As we’ll discuss shortly, an API also enables developers to make requests for data using a script, a program that communicates with servers and databases on the web.
To better understand how an API works, let’s consider an analogy. Imagine you’re a customer in a restaurant. An API is like the waiter, who gives you a set of options, takes your order, fetches your meal, and brings it to you. The restaurant owner determines what is available on the menu. She also controls how the dish is presented and portioned. The menu details what you can order, the name for each dish, and how it’s generally prepared.

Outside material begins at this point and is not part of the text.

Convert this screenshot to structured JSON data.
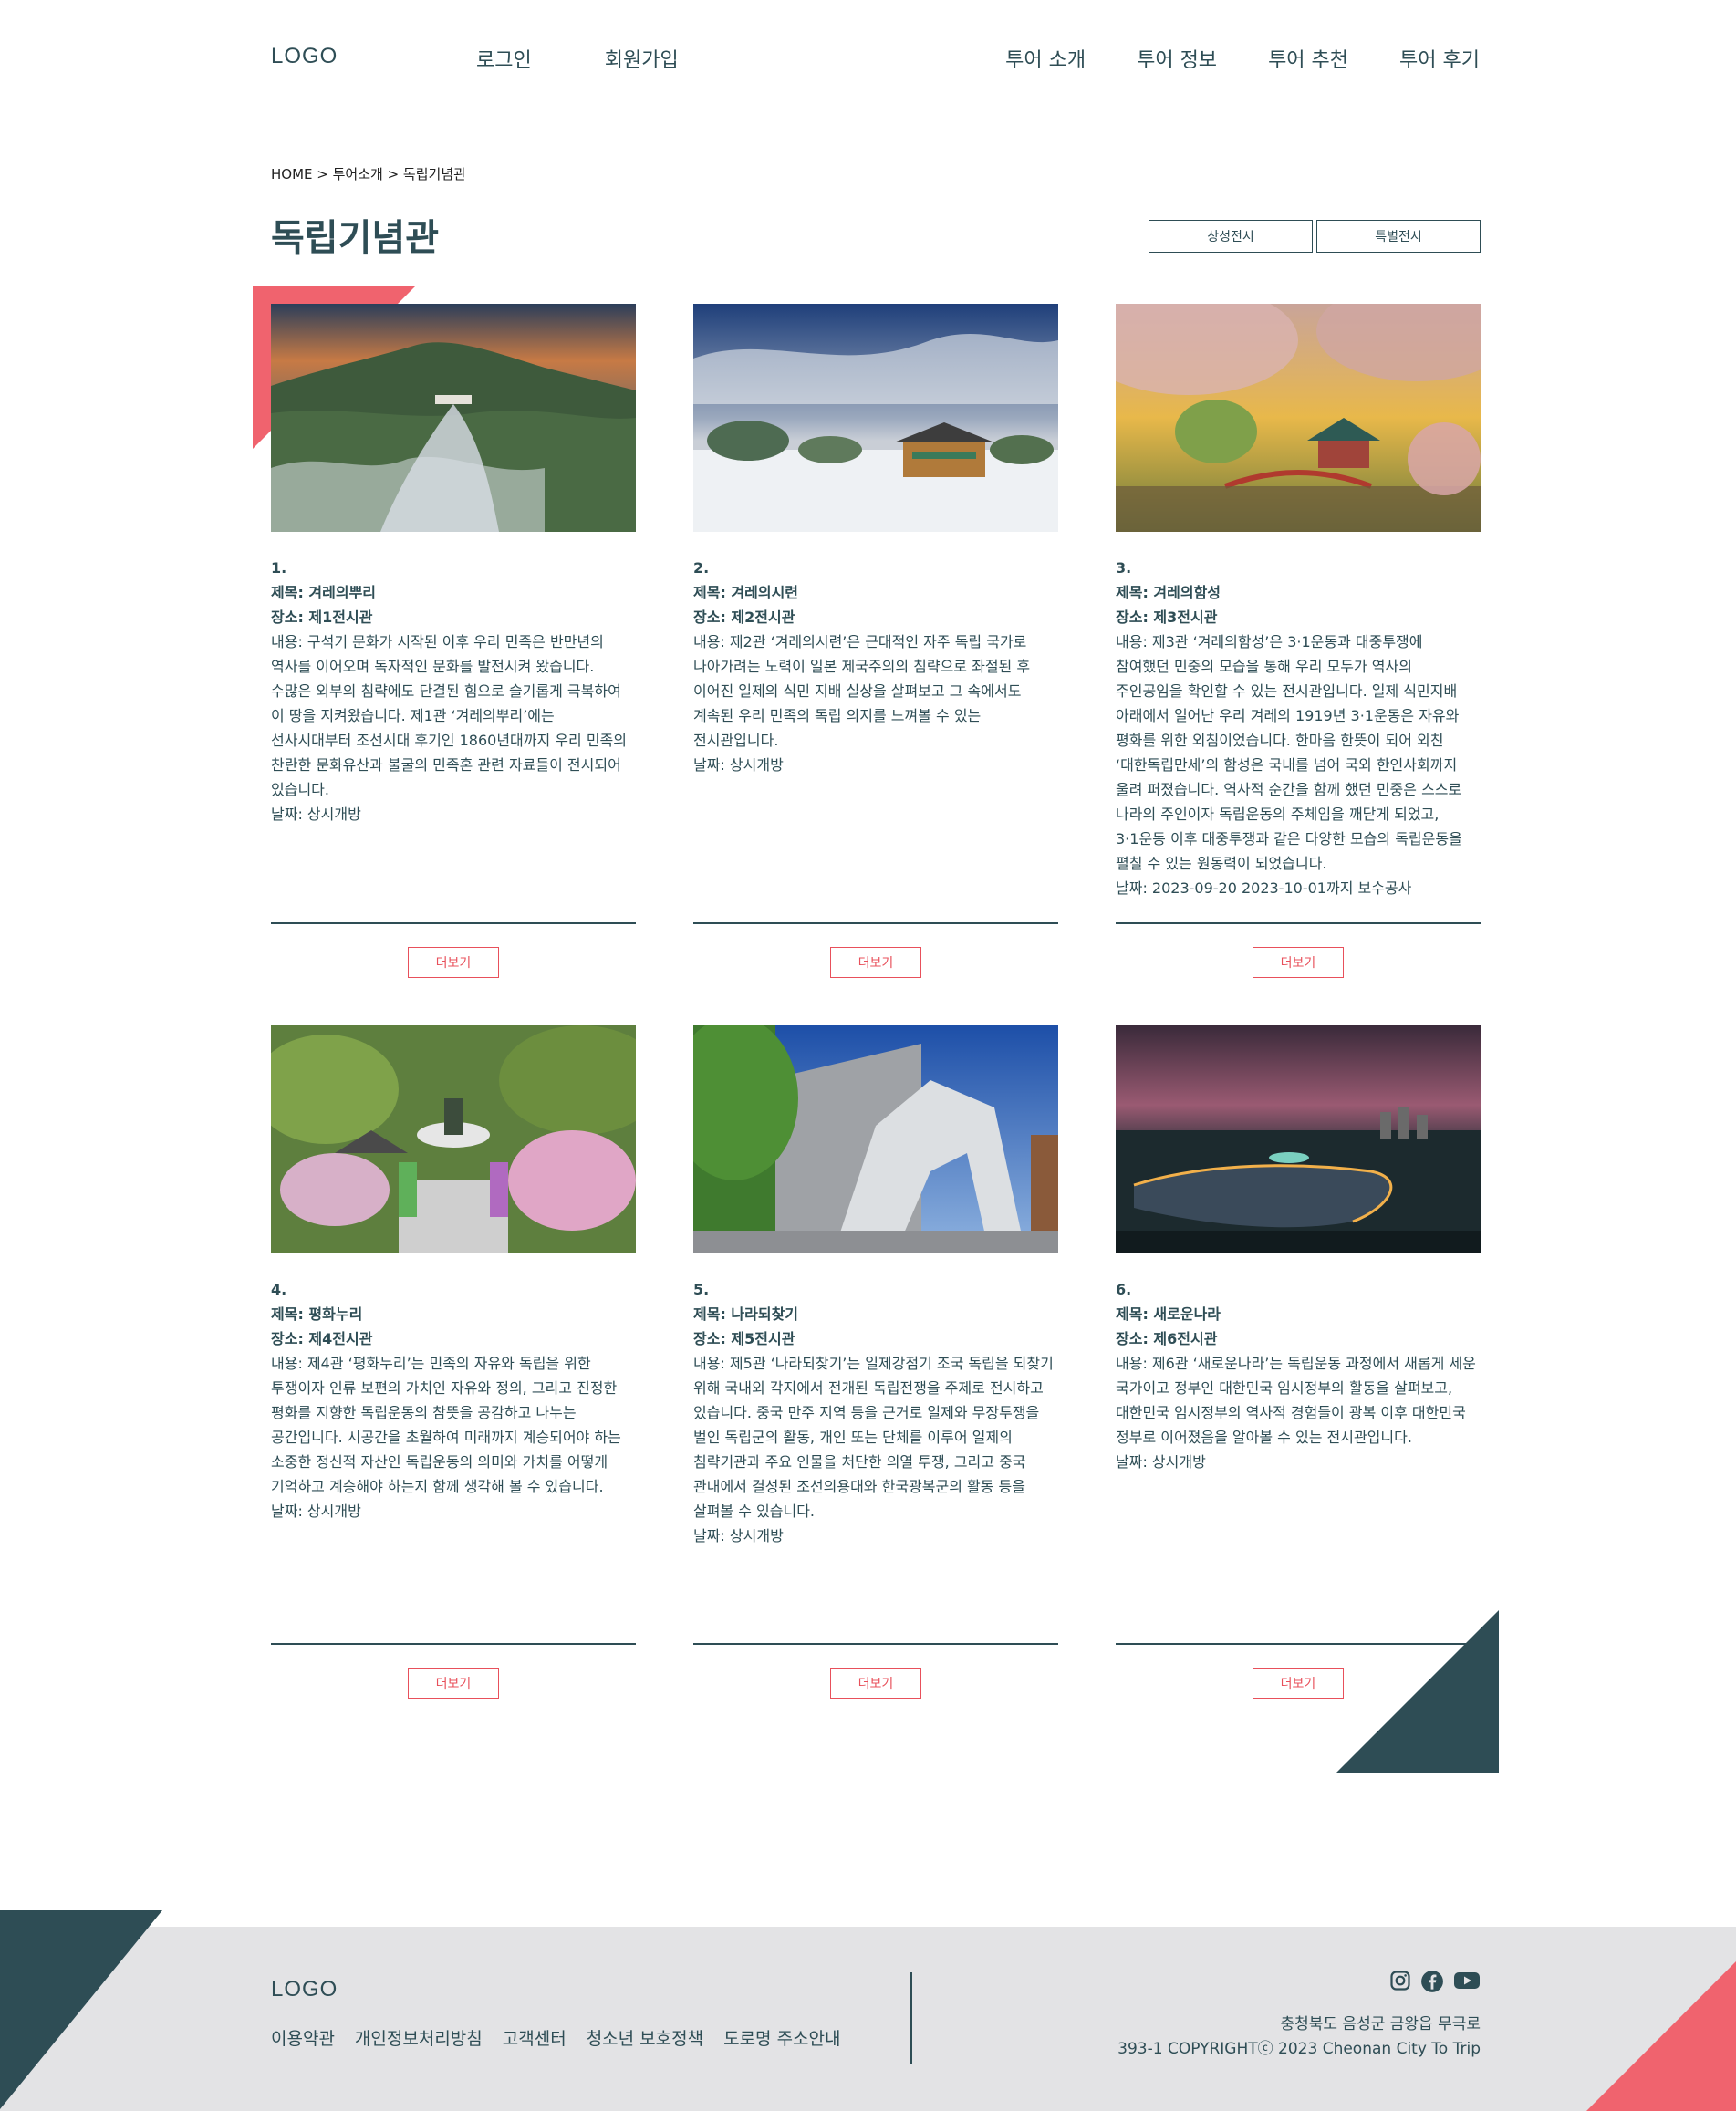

In our context, the social media company represents the restaurant owner, developers (or clients) represent the customers, and the dishes on the menu represent the data we’re trying to gather. A client is any technology that we use to surf the web, like a browser or another application on a phone or desktop.
Whether or not a company like Facebook or Twitter offers an API is entirely up to it: it can make data available through one or multiple APIs, or it may opt to not give out any data at all. And even if the company does allow third parties to access its data stores, it often limits the available data and can change what data it shares at any point. Public outrage over privacy concerns, new laws and regulations aimed at protecting people’s data, and news events involving social media companies all play into the decisions companies make about their data offerings. Some companies may even charge for access to their data.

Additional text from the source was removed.